Bu cinayetlerin yarısından fazlası beraber olduğu, görüştüğü veya evli/nişanlı olduğu erkek tarafından işlendi. 3 tanesi eski partner/eş tarafından, 1 tanesi ise baba tarafından işlendi. Bu veriler de ortaya koyuyor ki evler kadınlar için oldukça güvensiz.
Her ne kadar bu cinayetlerin ortak sebebi erkek şiddeti olsa da gerekçeleri çeşitli: kıskançlık, kadının boşanmak ya da ayrılmak istemesi, hatta kahvaltı hazırlamaması! Bunlar, yalnızca bireysel şiddeti göstermekle kalmıyor; devletin faillere verdiği cesareti de gözler önüne seriyor. Kadınlar ne yaparsa yapsın erkek şiddetine gerekçe bitmiyor, devlet onları korudukça failler öldürüyor.
Koruma talebi reddedilmişti
Çilem Kılıç boşandığı erkek hakkında koruma talep etmişti. Talebi reddedilmişti. Daha sonra aynı erkek tarafından öldürüldü.

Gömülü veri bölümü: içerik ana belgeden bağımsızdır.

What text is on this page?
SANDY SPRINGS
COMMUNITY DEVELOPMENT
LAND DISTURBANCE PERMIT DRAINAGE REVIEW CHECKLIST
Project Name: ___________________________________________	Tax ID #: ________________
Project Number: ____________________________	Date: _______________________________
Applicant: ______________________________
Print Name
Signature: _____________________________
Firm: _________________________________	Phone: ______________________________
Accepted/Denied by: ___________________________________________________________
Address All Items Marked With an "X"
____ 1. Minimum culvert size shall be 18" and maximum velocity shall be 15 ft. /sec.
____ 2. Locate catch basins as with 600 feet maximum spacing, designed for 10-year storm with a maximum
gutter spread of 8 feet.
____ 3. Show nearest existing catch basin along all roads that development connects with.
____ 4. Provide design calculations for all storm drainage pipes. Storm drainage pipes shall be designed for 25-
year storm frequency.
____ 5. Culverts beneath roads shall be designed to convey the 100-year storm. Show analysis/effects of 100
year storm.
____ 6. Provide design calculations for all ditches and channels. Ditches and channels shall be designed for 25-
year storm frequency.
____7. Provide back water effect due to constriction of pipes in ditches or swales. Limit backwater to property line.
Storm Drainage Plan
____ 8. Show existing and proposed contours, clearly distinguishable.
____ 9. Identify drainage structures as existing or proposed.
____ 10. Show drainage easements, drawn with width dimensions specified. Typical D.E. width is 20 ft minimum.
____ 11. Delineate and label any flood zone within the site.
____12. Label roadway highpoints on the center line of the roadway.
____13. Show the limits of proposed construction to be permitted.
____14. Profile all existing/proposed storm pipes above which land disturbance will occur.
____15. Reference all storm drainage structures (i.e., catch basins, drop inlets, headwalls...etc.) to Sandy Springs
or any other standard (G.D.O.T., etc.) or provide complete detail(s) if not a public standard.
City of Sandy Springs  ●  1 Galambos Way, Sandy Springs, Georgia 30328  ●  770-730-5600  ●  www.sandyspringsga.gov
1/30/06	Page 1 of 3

Emine P.’nin evli olduğu erkek hakkında koruma kararı çıkarılmıştı, fakat bu kararın uygulanmaması Emine P.’nin canına mal oldu.
Şiddet cinayetle başlamadı. Öldürülen kadınlar önceden şiddet görmüş, tehdit ve takip edilmiş olmasına ve kimi zaman şikâyet edip yardım istemesine rağmen korunamadı, daha doğrusu korunmadı. Bu cinayetlerden yalnız failler değil; kadınları korumayan, İstanbul Sözleşmesi'ni uygulamayan yöneticiler de aynı şekilde sorumlu.
Asıl sorun boşanmalar değil erkek şiddeti
Kadınlar genellikle daha önceden de şiddet görmüş olmasına rağmen boşanmaya cesaret edemiyor. Şiddetten kurtulmak için boşanmak isterken, boşanmanın da şiddete sebep olabileceğinden endişeleniyor.
Türkiye'de kadınlar 94 yıl önce yasal olarak boşanma hakkı elde ettiler. Gelgelelim istediklerinde boşanmalarının önündeki engeller hâlâ kaldırılmadı: ekonomik bağımlılık, boşanmış kadınlara yönelik toplumsal baskı, kadın istihdamındaki yetersizlik, boşanılan erkeğin kendisine musallat olacağı, kendisini öldüreceği korkusu...
Bu engeller, İstanbul Sözleşmesi uygulanmadığı sürece de ortadan kalkmayacak. İstanbul Sözleşmesi üzerinden boşanmaları toplumsal bir çöküş olarak gösteren siyasiler, yazarlar ve medya, hem şiddet gören kadının boşanmasını zorlaştırıyor hem de boşanmak istenen faile cesaret veriyor.
İşlenen her bir cinayet İstanbul Sözleşmesi’nin uygulanmasının ne kadar acil olduğunu gözler önüne seriyor. Hiçbir önleyici politika geliştirmeksizin bireylerden medet ummak, potansiyel failleri ikna edeceği düşünülen duygu odaklı kamu spotları yayınlamak çok etkili bir yöntem olmasa gerek ki hükümetin yayınladığı onca kamu spotuna rağmen erkek şiddeti artarak çoğalıyor. Çünkü potansiyel failleri ikna edebilecek asıl şey, mağdur kadınları koruyan hukuki bir altyapı ve adil bir yargı. İşte bu yüzden kadın mücadelesinin temel talepleri de bunlar.
Kadın cinayetlerini önlemek için devletin en acil sorumluluğu İstanbul Sözleşmesi’ni uygulamak. Bu sorumluluğunu yerine getirmediği sürece devlet, failler kadar suçlu, failler kadar tehlikeli.